Winter weather can be unpredictable and create hazardous conditions on the road. For your drivers, these conditions make their job much more dangerous. In particular, winter driving can be especially challenging for truck and other oversized vehicle drivers where sudden, sharp movements can cause drivers to lose control.
In order to prevent accidents when driving in winter weather, employees should be instructed to:
- Drive slowly. In general, drivers should reduce their speed by one-third on wet roads and by one-half or more on snow-packed roads.
- Drive smoothly.

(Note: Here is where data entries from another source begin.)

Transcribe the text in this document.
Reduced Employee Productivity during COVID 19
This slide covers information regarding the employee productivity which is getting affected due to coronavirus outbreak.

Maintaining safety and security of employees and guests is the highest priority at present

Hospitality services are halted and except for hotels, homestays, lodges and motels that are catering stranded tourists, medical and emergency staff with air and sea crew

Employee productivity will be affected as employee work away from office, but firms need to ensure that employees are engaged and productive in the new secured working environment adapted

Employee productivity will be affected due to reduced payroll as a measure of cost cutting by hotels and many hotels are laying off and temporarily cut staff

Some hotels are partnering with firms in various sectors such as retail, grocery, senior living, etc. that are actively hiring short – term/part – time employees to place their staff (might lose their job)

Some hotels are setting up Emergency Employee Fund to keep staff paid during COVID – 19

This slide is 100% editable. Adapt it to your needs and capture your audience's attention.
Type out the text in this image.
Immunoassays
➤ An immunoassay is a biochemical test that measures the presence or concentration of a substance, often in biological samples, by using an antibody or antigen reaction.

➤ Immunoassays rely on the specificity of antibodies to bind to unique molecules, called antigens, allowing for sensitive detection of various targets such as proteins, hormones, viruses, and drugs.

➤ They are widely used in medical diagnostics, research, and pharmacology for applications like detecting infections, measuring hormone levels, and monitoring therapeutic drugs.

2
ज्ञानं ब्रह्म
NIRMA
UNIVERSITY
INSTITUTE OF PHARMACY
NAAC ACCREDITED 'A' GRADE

Avoid hard acceleration and braking, which can decrease traction.
- Be extra cautious when driving with a loaded trailer. Loaded trailers have a higher center of gravity, and sudden speed adjustment may cause the load to shift, leading to skidding or a rollover.

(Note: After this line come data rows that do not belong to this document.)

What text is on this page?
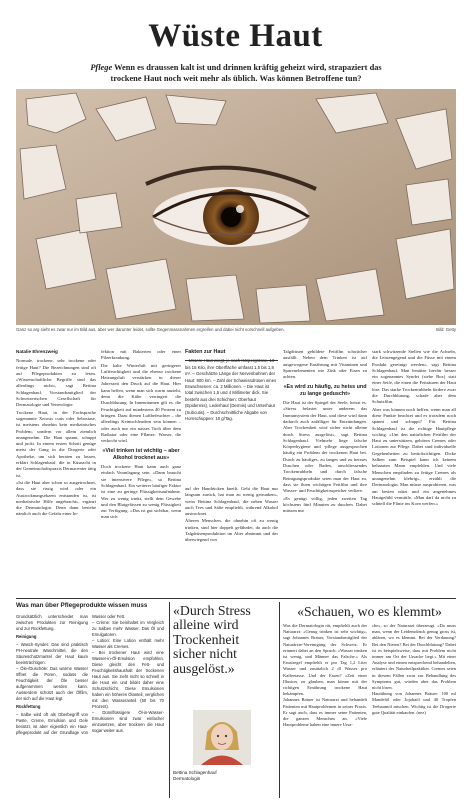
Wüste Haut
Pflege Wenn es draussen kalt ist und drinnen kräftig geheizt wird, strapaziert das trockene Haut noch weit mehr als üblich. Was können Betroffene tun?
Ganz so arg sieht es zwar nur im Bild aus, aber wer darunter leidet, sollte Gegenmassnahmen ergreifen und dabei nicht vorschnell aufgeben.	Bild: Getty
Natalie Ehrenzweig

Normale, trockene, sehr trockene oder fettige Haut? Die Bezeichnungen sind oft auf Pflegeprodukten zu lesen. «Wissenschaftliche Begriffe sind das allerdings nicht», sagt Bettina Schlagenhauf, Vorstandsmitglied der Schweizerischen Gesellschaft für Dermatologie und Venerologie.

Trockene Haut, in der Fachsprache sogenannte Xerosis cutis oder Sebostase, ist meistens ohnehin kein medizinisches Problem, sondern vor allem ziemlich unangenehm. Die Haut spannt, schuppt und juckt. In einem ersten Schritt genüge meist der Gang in die Drogerie oder Apotheke, um sich beraten zu lassen, erklärt Schlagenhauf, die in Küsnacht in der Gemeinschaftspraxis Dermacenter tätig ist.

«Ist die Haut aber schon so ausgetrocknet, dass sie rissig wird oder ein Austrocknungsekzem entstanden ist, ist medizinische Hilfe angebracht», ergänzt die Dermatologin. Denn dann bestehe nämlich auch die Gefahr einer In-

fektion mit Bakterien oder einer Pilzerkrankung.

Die kalte Winterluft mit geringerer Luftfeuchtigkeit und die ebenso trockene Heizungsluft verstärken in dieser Jahreszeit den Druck auf die Haut. Hier kann helfen, wenn man sich warm anzieht, denn die Kälte verringert die Durchblutung. In Innenräumen gilt es, die Feuchtigkeit auf mindestens 40 Prozent zu bringen. Dazu dienen Luftbefeuchter – die allerdings Keimschleudern sein können – oder auch nur ein nasses Tuch über dem Radiator oder eine Pflanze. Wasser, die verkocht wird.

«Viel trinken ist wichtig – aber Alkohol trocknet aus»

Doch trockene Haut kann auch ganz einfach Veranlagung sein. «Dann braucht sie intensivere Pflege», so Bettina Schlagenhauf. Ein weiterer häufiger Faktor ist eine zu geringe Flüssigkeitsaufnahme. Wer zu wenig trinkt, stellt dem Gewebe und den Blutgefässen zu wenig Flüssigkeit zur Verfügung. «Das ist gut sichtbar, wenn man sich

Fakten zur Haut
– Unsere Haut wiegt, je nach Körpergrösse, 10 bis 15 Kilo, ihre Oberfläche umfasst 1,5 bis 1,8 m². – Geschätzte Länge der Nervenbahnen der Haut: 800 km. – Zahl der Schweissdrüsen eines Erwachsenen: ca. 2 Millionen. – Die Haut ist total zwischen 1,5 und 4 Millimeter dick. Sie besteht aus drei Schichten: Oberhaut (Epidermis), Lederhaut (Dermis) und Unterhaut (Subcutis). – Durchschnittliche Abgabe von Hornschuppen: 10 g/Tag.

auf der Handrücken kneift. Geht die Haut nur langsam zurück, hat man zu wenig getrunken», weiss Bettina Schlagenhauf, die neben Wasser auch Tees und Säfte empfiehlt, während Alkohol austrocknet.

Älteren Menschen, die ohnehin oft zu wenig trinken, sind hier doppelt gefährdet, da auch die Talgdrüsenproduktion im Alter abnimmt und der überwiegend von

Talgdrüsen gebildete Fettfilm schwächer ausfällt. Neben dem Trinken ist auf ausgewogene Ernährung mit Vitaminen und Spurenelementen wie Zink oder Eisen zu achten.

«Es wird zu häufig, zu heiss und zu lange geduscht»

Die Haut ist der Spiegel der Seele, heisst es. «Stress belastet unter anderem das Immunsystem der Haut, und diese wird dann dadurch auch anfälliger für Entzündungen. Aber Trockenheit wird sicher nicht alleine durch Stress ausgelöst», sagt Bettina Schlagenhauf. Vielmehr liege falsche Körperhygiene und -pflege ausgesprochen häufig ein Problem der trockenen Haut bei. Durch zu häufiges, zu langes und zu heisses Duschen oder Baden, anschliessendes Trockenrubbeln und durch falsche Reinigungsprodukte seien man der Haut zu, dass sie ihren wichtigen Fettfilm und ihre Wasser- und Feuchtigkeitsspeicher verliere.

«Es genügt völlig, jeden zweiten Tag höchstens fünf Minuten zu duschen. Dabei müssen nur

stark schwitzende Stellen wie die Achseln, die Leistengegend und die Füsse mit einem Produkt gereinigt werden», sagt Bettina Schlagenhauf. Man benütze hierfür besser ein sogenanntes Syndet (siehe Box) statt einer Seife, die einen die Fettsäuren der Haut löse. Das starke Trockenrubbeln fördere zwar die Durchblutung, schade aber dem Schutzfilm.

Aber was können noch helfen, wenn man all diese Punkte beachtet und es trotzdem noch spannt und schuppt? Für Bettina Schlagenhauf ist die richtige Hautpflege wichtig. «Um den natürlichen Fettfilm der Haut zu unterstützen, gehören Cremes oder Lotionen zur Pflege. Dabei sind individuelle Gegebenheiten zu berücksichtigen. Dicke Salben zum Beispiel kann ich keinem behaarten Mann empfehlen. Und viele Menschen empfinden zu fettige Cremes als unangenehm klebrig», erzählt die Dermatologin. Man müsse ausprobieren, was am besten nützt und ein angenehmes Hautgefühl vermittle. «Man darf da nicht zu schnell die Flinte ins Korn werfen.»

Was man über Pflegeprodukte wissen muss
Grundsätzlich unterscheidet man zwischen Produkten zur Reinigung und zur Rückfettung.
Reinigung
– Wasch-Syndet: Das sind praktisch PH-neutrale Waschmittel, die den Säureschutzmantel der Haut kaum beeinträchtigen.
– Öle-/Duschöle: Das warme Wasser öffnet die Poren, sodass die Feuchtigkeit der Öle besser aufgenommen werden kann. Ausserdem schützt auch der Ölfilm, der sich auf die Haut legt.
Rückfettung
– Salbe wird oft als Oberbegriff von Paste, Creme, Emulsion und Gele benützt, ist aber eigentlich ein Haut-pflegeprodukt auf der Grundlage von Wasser oder Fett.
– Crème: Sie beinhaltet im Vergleich zu Salben mehr Wasser. Das Öl und Emulgatoren.
– Lotion: Eine Lotion enthält mehr Wasser als Cremes.
– Bei trockener Haut wird eine Wasser-in-Öl-Emulsion empfohlen. Diese gleicht den Fett- und Feuchtigkeitshaushalt der trockenen Haut aus. Sie zieht nicht so schnell in die Haut ein und bildet daher eine Schutzschicht. Diese Emulsionen haben ein höheres Ölanteil, verglichen mit den Wasseranteil (50 bis 70 Prozent).
– Dünnflüssigere Öl-in-Wasser-Emulsionen sind zwar einfacher einzusetzen, aber trocknen die Haut sogar weiter aus.
«Durch Stress alleine wird Trockenheit sicher nicht ausgelöst.»
Bettina Schlagenhauf
Dermatologin
«Schauen, wo es klemmt»

Was die Dermatologin rät, empfiehlt auch der Naturarzt: «Genug trinken ist sehr wichtig», sagt Johannes Bräuer, Vorstandsmitglied der Naturärzte-Vereinigung der Schweiz. Er erinnert dabei an den Spruch: «Wasser trinken ist wenig, und Männer das Falsche.» Als Faustregel empfiehlt er pro Tag 1,2 Liter Wasser und zusätzlich 2 dl Wasser pro Kaffeetasse. Und der Essen? «Zeit einer Illusion, zu glauben, man könne mit der richtigen Ernährung trockene Haut bekämpfen.

Johannes Bräuer ist Naturarzt und behandelt Patienten mit Hautproblemen in seiner Praxis. Er sagt auch, dass es immer seine Patienten, die ganzen Menschen an. «Viele Hautprobleme haben eine innere Ursa-

che», so der Naturarzt überzeugt. «Da muss man, wenn der Leidensdruck genug gross ist, ablären, wo es klemmt. Bei der Verdauung? Bei den Nieren? Bei der Durchblutung? Dabei ist es beispielsweise, dass mit Problem nicht immer am Ort der Ursache liegt.» Mit einer Analyse und einem entsprechend behandelten, erläutert der Naturheilpraktiker. Cremes seien in diesem Fällen zwar zur Behandlung des Symptoms gut, würden aber das Problem nicht lösen.

Hautübung von Johannes Bräuer: 100 ml Mandelöl oder Jojobaöl und 40 Tropfen Teebaumöl mischen. Wichtig ist die Drogerie gute Qualität einkaufen. (nez)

- Reduce speed and be cautious on exit and entrance ramps. They may be icier than the roadway and sudden turns can cause your truck to jackknife.

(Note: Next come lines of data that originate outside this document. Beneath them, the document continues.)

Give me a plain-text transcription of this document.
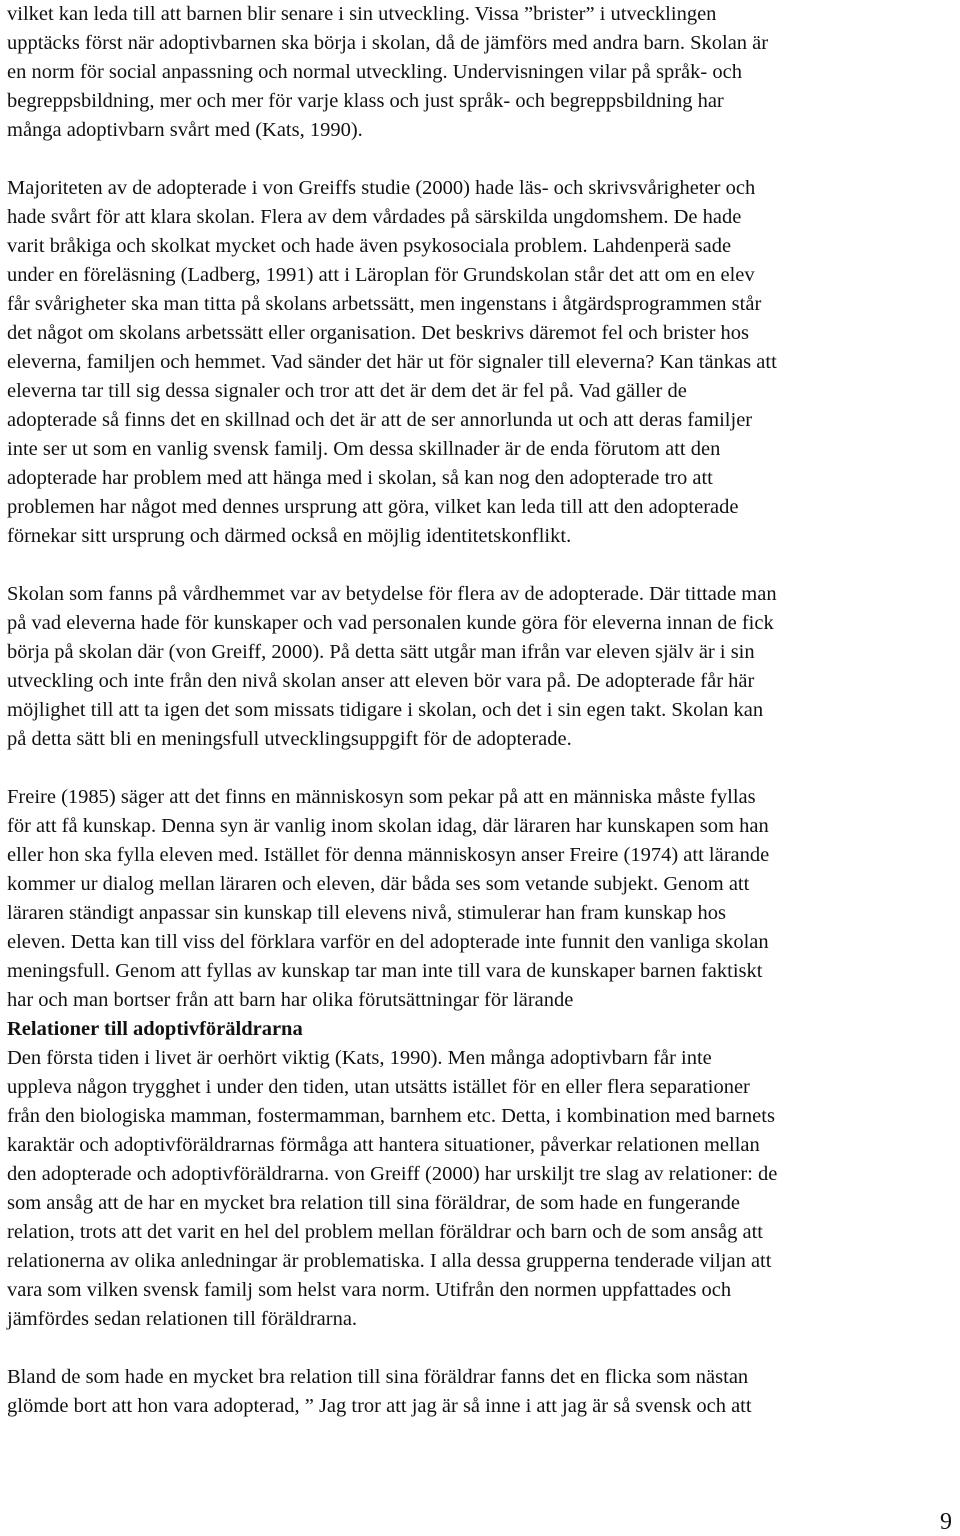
vilket kan leda till att barnen blir senare i sin utveckling. Vissa ”brister” i utvecklingen
upptäcks först när adoptivbarnen ska börja i skolan, då de jämförs med andra barn. Skolan är
en norm för social anpassning och normal utveckling. Undervisningen vilar på språk- och
begreppsbildning, mer och mer för varje klass och just språk- och begreppsbildning har
många adoptivbarn svårt med (Kats, 1990).

Majoriteten av de adopterade i von Greiffs studie (2000) hade läs- och skrivsvårigheter och
hade svårt för att klara skolan. Flera av dem vårdades på särskilda ungdomshem. De hade
varit bråkiga och skolkat mycket och hade även psykosociala problem. Lahdenperä sade
under en föreläsning (Ladberg, 1991) att i Läroplan för Grundskolan står det att om en elev
får svårigheter ska man titta på skolans arbetssätt, men ingenstans i åtgärdsprogrammen står
det något om skolans arbetssätt eller organisation. Det beskrivs däremot fel och brister hos
eleverna, familjen och hemmet. Vad sänder det här ut för signaler till eleverna? Kan tänkas att
eleverna tar till sig dessa signaler och tror att det är dem det är fel på. Vad gäller de
adopterade så finns det en skillnad och det är att de ser annorlunda ut och att deras familjer
inte ser ut som en vanlig svensk familj. Om dessa skillnader är de enda förutom att den
adopterade har problem med att hänga med i skolan, så kan nog den adopterade tro att
problemen har något med dennes ursprung att göra, vilket kan leda till att den adopterade
förnekar sitt ursprung och därmed också en möjlig identitetskonflikt.

Skolan som fanns på vårdhemmet var av betydelse för flera av de adopterade. Där tittade man
på vad eleverna hade för kunskaper och vad personalen kunde göra för eleverna innan de fick
börja på skolan där (von Greiff, 2000). På detta sätt utgår man ifrån var eleven själv är i sin
utveckling och inte från den nivå skolan anser att eleven bör vara på. De adopterade får här
möjlighet till att ta igen det som missats tidigare i skolan, och det i sin egen takt. Skolan kan
på detta sätt bli en meningsfull utvecklingsuppgift för de adopterade.

Freire (1985) säger att det finns en människosyn som pekar på att en människa måste fyllas
för att få kunskap. Denna syn är vanlig inom skolan idag, där läraren har kunskapen som han
eller hon ska fylla eleven med. Istället för denna människosyn anser Freire (1974) att lärande
kommer ur dialog mellan läraren och eleven, där båda ses som vetande subjekt. Genom att
läraren ständigt anpassar sin kunskap till elevens nivå, stimulerar han fram kunskap hos
eleven. Detta kan till viss del förklara varför en del adopterade inte funnit den vanliga skolan
meningsfull. Genom att fyllas av kunskap tar man inte till vara de kunskaper barnen faktiskt
har och man bortser från att barn har olika förutsättningar för lärande

Relationer till adoptivföräldrarna

Den första tiden i livet är oerhört viktig (Kats, 1990). Men många adoptivbarn får inte
uppleva någon trygghet i under den tiden, utan utsätts istället för en eller flera separationer
från den biologiska mamman, fostermamman, barnhem etc. Detta, i kombination med barnets
karaktär och adoptivföräldrarnas förmåga att hantera situationer, påverkar relationen mellan
den adopterade och adoptivföräldrarna. von Greiff (2000) har urskiljt tre slag av relationer: de
som ansåg att de har en mycket bra relation till sina föräldrar, de som hade en fungerande
relation, trots att det varit en hel del problem mellan föräldrar och barn och de som ansåg att
relationerna av olika anledningar är problematiska. I alla dessa grupperna tenderade viljan att
vara som vilken svensk familj som helst vara norm. Utifrån den normen uppfattades och
jämfördes sedan relationen till föräldrarna.

Bland de som hade en mycket bra relation till sina föräldrar fanns det en flicka som nästan
glömde bort att hon vara adopterad, ” Jag tror att jag är så inne i att jag är så svensk och att

9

- Leave a greater following distance and gear down when stopping. In general, drivers should double their following distances. In ideal conditions, the average stopping distance for a loaded tractor-trailer traveling at 55 mph is 196 feet.
- Pull over occasionally. Wipe off headlights, stoplights and taillights during heavy storms with low visibility.
- Beware of low underpasses in the winter. Ice or packed snow accumulated on the road could increase the vehicle’s clearance height.
Driving safely in winter requires concentration and precision. Be sure to train employees on winter driving safety, coaching them on what to do if they have to operate a commercial motor vehicle in adverse weather.